EP3879524A1

EP3879524A1 - Information processing method and information processing system

Info

Publication number: EP3879524A1
Application number: EP19882179.5A
Authority: EP
Inventors: Ryunosuke DAIDO; Merlijn Blaauw; Jordi Bonada
Original assignee: Yamaha Corp
Current assignee: Yamaha Corp
Priority date: 2018-11-06
Filing date: 2019-11-06
Publication date: 2021-09-15
Also published as: US11942071B2; JP2020076843A; JP6747489B2; CN112970058A; EP3879524A4; WO2020095950A1; US20210256960A1

Abstract

An information processing system includes a synthesis processor configured to input a piece of sound source data representative of a sound source, style data representative of a performance style, and a piece of synthesis data representative of sounding conditions into a synthesis model generated by machine learning, and generate, using the synthesis model, feature data representative of acoustic features of a target sound of the sound source to be generated in the performance style and according to the sounding conditions.

Description

TECHNICAL FIELD

The present disclosure relates to techniques for synthesizing sounds, such as voice sounds.

BACKGROUND ART

There are known in the art a variety of techniques for vocal synthesis based on phonemes.

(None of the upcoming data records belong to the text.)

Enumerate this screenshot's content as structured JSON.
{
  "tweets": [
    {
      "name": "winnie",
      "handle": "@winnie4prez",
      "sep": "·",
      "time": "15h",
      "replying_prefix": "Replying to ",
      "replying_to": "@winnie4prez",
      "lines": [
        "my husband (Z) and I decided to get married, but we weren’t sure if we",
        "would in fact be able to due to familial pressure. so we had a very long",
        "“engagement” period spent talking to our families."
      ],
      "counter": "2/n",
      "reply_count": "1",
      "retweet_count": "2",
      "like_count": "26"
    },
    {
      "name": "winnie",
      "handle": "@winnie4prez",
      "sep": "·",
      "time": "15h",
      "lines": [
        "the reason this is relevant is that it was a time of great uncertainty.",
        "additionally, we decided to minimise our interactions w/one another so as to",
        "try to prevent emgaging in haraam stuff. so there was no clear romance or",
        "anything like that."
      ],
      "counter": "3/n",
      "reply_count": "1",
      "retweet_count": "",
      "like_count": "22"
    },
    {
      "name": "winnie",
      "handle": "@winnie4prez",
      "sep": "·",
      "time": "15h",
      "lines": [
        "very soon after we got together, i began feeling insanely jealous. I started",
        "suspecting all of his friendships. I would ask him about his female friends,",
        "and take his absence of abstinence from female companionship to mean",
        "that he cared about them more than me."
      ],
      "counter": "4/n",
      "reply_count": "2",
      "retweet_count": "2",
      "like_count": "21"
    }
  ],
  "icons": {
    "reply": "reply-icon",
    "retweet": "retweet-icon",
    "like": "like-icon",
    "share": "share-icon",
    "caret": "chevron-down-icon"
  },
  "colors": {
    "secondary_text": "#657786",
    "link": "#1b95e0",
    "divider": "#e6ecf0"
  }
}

For example, Patent Document 1 discloses a unit-concatenating-type voice synthesis that generates a target sound, in which the target sound is a sound generated by concatenating voice units, and these voice units are freely selected in accordance with a target phonemes from voice units.

Claims

An information processing method implemented by a computer, the information processing method comprising:
inputting a piece of sound source data representative of a sound source, a piece of style data representative of a performance style, and synthesis data representative of sounding conditions into a synthesis model generated by machine learning, thereby generating, using the synthesis model, feature data representative of acoustic features of a target sound of the sound source to be generated in the performance style and according to the sounding conditions.
The information processing method according to claim 1, wherein the sounding conditions include a pitch of each note.
The information processing method according to claim 1 or 2, wherein the sounding conditions include a phonetic identifier of the target sound.
The information processing method according to any one of claims 1 to 3, wherein the piece of sound source data to be input into the synthesis model is selected by a user from among a plurality of pieces of sound source data, each piece corresponding to a different sound source.
The information processing method according to any one of claims 1 to 4, wherein the piece of style data to be input into the synthesis model is selected by a user from among a plurality of pieces of style data, each piece corresponding to a different performance style.
The information processing method according to any one of claims 1 to 5, further comprising:
inputting a piece of new sound source data representative of a new sound source, a piece of style data representative of a performance style corresponding to the new sound source, and new synthesis data representative of new synthesis conditions of sounding by the new sound source, into the synthesis model, and thereby generating, using the synthesis model, new feature data representative of acoustic features of a target sound of the new sound source to be generated in the performance style of the new sound source and according to the synthesis conditions of sounding by the new sound source; and

updating the new sound source data and the synthesis model to decrease a difference between known feature data and the new feature data, wherein the known feature data relates to a sound generated by the new sound source according to the synthesis conditions represented by the new synthesis data.
The information processing method according to any one of claims 1 to 6,
wherein the sound source data represents a vector in a first space representative of relations between acoustic features of sounds generated by different sound sources, and

wherein the style data represents a vector in a second space representative of relations between acoustic features of sounds generated in the different performance styles.
The information processing method according to any one of claims 1 to 7,
wherein the synthesis model includes:
a first generative model configured to generate a series of fundamental frequencies of the target sound; and

a second generative model configured to generate a series of spectrum envelopes of the target sound in accordance with the series of fundamental frequencies generated by the first generative model.
The information processing method according to claim 8, further comprising:
editing the series of fundamental frequencies generated by the first generative model in response to an instruction from a user,

wherein the second generative model generates the series of spectrum envelopes of the target sound in accordance with the edited series of fundamental frequencies.
An information processing system comprising:
a synthesis processor configured to input a piece of sound source data representative of a sound source, a piece of style data representative of a performance style, and synthesis data representative of sounding conditions into a synthesis model generated by machine learning, and generate, using the synthesis model, feature data representative of acoustic features of a target sound of the sound source to be generated in the performance style and according to the sounding conditions.
An information processing system comprising:
at least one memory; and

at least one processor configured to execute a program stored in the at least one memory,

wherein the at least one processor is configured to input a piece of sound source data representative of a sound source, a piece of style data representative of a performance style, and synthesis data representative of sounding conditions into a synthesis model generated by machine learning, and generate, using the synthesis model, feature data representative of acoustic features of a target sound of the sound source to be generated in the performance style and according to the sounding conditions.